UGA online professor leads Putnam County students to connect with local history
UGA online professor leads Putnam County students to connect with local history
Atlanta playwright Natasha Patel is working with highschool students in Putnam County this year to highlight what it’s like to grow up in their community.
The scenes they’ve written draw on local historical artifacts, including photographs that capture the racial and economic realities of Putnam in the mid-20th century.
For some students, these photographs strike a familiar chord—the street corners where people once gathered nearly a century ago remain virtually unchanged today. For others, those images raise questions about the people in the photographs. What backstories did these people have? What challenges did they face? Were any students related to the people pictured?
By asking these questions, some students discovered new facts about their family lineages, but all of them gained a better understanding of the history of their community.
Theodore Kopcha is an associate professor in the Online Masters of Education in Learning, Design & Technology, Instructional Design & Development program offered through the University of Georgia’s Mary Frances Early College of Education.
Kopcha explains ““The goal of the Putnam Project is to pepper each of the grade levels with activities that are centered around introducing students to hyper-local history questions. By the time students get to 12th grade, they’ve had multiple lessons with different teachers, all of them putting their own spin on this model and addressing the standards that they are responsible for in their own unique way.”
Thanks to a new research-practice partnership grant from the Spencer Foundation, PCCSS and Kopcha will expand their ongoing partnership by weaving it together with Albany State University, a historically Black university in Albany, Georgia.
The grant will allow those involved in the project, including UGA alumnus Christopher Lawton, director of experiential learning of PCCSS, to more fully integrate these two aligned efforts to create a pipeline between PCCSS and ASU, while continuing to develop and shape the Putnam model as a pathway to student success.
One of the primary goals of the Putnam model is to engage high school students across all grade levels with their local past by participating in community projects, which have included researching enslaved communities in the 19th century, re-photographing historical photos, conducting oral histories with older community members who lived through segregation and investigating the history of agriculture and its connections to modern plant biodiversity in the county. By participating in these activities, students develop critical thinking skills and feel empowered to chip away at generational rural poverty.
“A lot of times the dominant narrative doesn’t always match up with what students are actually experiencing,” said Kopcha. “When the roots of that narrative are left untouched—or when other perspectives on that narrative don’t come to the forefront—students are left feeling like there must be something wrong with them because they’re not experiencing what they think they’re supposed to be experiencing from their community. And so that’s really at the heart of the model.”
The partnership between UGA, PCCSS and ASU aims to flip the paradigm that students need to succeed in college on their own without the support of their institution.

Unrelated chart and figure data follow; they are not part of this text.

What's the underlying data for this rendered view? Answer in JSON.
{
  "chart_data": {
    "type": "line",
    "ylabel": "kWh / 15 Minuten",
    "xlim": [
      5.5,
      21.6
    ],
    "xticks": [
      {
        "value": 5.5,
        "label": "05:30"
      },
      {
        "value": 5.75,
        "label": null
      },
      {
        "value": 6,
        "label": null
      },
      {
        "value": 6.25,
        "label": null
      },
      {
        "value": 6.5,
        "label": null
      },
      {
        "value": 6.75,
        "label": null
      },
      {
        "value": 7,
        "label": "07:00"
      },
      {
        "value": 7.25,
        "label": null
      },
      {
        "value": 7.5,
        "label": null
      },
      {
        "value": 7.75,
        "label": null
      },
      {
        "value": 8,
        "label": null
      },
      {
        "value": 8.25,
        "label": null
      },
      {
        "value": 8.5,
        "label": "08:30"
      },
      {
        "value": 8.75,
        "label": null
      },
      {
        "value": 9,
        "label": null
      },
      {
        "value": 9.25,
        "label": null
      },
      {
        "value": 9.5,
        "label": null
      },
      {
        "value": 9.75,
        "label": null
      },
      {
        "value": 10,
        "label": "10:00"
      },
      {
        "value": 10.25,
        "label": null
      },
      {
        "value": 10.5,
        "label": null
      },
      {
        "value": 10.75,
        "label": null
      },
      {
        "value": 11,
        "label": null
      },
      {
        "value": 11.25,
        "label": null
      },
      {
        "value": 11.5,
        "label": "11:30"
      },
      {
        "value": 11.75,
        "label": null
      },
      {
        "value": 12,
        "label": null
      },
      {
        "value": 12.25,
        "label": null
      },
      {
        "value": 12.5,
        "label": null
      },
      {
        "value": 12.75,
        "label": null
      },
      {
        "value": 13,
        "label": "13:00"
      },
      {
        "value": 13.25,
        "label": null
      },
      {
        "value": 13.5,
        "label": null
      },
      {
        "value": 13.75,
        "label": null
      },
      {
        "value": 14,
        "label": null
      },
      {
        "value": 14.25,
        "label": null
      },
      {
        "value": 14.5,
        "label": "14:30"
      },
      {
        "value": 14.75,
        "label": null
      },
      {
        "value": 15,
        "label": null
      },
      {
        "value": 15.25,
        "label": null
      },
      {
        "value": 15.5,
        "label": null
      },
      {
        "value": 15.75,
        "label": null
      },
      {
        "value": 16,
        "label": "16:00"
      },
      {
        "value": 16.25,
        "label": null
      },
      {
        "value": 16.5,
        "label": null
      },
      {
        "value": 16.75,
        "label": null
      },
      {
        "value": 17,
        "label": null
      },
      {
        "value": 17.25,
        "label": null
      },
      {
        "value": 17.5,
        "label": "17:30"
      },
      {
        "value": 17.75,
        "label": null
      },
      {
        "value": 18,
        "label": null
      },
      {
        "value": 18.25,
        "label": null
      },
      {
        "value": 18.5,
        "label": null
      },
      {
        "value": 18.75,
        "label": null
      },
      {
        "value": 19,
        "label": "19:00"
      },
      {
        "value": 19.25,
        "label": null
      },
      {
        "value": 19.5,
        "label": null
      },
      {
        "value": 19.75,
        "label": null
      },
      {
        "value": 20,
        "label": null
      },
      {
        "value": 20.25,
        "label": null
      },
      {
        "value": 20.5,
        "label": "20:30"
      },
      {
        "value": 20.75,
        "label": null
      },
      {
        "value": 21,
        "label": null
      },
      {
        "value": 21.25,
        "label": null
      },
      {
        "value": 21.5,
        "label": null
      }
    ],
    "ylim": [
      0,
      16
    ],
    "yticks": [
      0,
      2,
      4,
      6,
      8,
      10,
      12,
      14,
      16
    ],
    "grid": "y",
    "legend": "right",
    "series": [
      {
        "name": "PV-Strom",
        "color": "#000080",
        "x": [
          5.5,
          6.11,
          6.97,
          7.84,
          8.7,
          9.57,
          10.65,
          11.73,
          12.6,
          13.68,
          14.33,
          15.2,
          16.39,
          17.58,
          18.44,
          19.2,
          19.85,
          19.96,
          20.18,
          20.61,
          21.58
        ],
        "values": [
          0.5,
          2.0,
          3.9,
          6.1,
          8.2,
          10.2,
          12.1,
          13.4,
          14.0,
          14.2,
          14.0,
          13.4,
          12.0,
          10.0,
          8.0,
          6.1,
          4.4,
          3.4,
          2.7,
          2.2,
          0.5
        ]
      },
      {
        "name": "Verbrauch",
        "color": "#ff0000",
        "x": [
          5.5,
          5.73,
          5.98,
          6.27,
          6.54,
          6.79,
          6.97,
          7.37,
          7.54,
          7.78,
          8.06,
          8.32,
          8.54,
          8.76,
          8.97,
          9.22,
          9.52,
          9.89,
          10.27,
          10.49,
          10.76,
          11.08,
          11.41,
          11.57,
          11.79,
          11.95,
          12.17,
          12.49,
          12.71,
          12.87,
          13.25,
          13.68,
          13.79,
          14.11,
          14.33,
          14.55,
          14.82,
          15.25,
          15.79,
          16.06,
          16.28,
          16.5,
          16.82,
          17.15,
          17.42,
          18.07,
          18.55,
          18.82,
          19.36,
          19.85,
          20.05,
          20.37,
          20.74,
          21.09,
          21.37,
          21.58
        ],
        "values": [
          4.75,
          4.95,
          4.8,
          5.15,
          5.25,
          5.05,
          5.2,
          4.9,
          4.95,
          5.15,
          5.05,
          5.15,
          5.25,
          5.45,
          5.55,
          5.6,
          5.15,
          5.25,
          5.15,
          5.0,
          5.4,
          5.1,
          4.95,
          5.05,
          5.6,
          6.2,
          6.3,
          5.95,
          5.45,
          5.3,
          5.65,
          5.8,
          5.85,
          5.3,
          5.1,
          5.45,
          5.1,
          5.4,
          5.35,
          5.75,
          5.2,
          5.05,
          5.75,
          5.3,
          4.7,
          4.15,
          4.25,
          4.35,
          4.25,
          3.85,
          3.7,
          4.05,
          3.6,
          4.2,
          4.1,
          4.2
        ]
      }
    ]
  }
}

“Now that we have this direct connection with ASU, we’re asking how we can help students and understand what their expectations are coming in,” added Kopcha. “A common perspective of college is that you either sink or swim. And so, this is really trying to create a space where we’re going to work with each other to figure out what’s best for the student.”
For the project, Kopcha, along with doctoral student Katherine Walters, will continue supporting teachers in PCCSS by conducting professional development workshops with teachers and helping them create project-based learning activities that focus on integrating local history into classroom curricula across a variety of subject areas.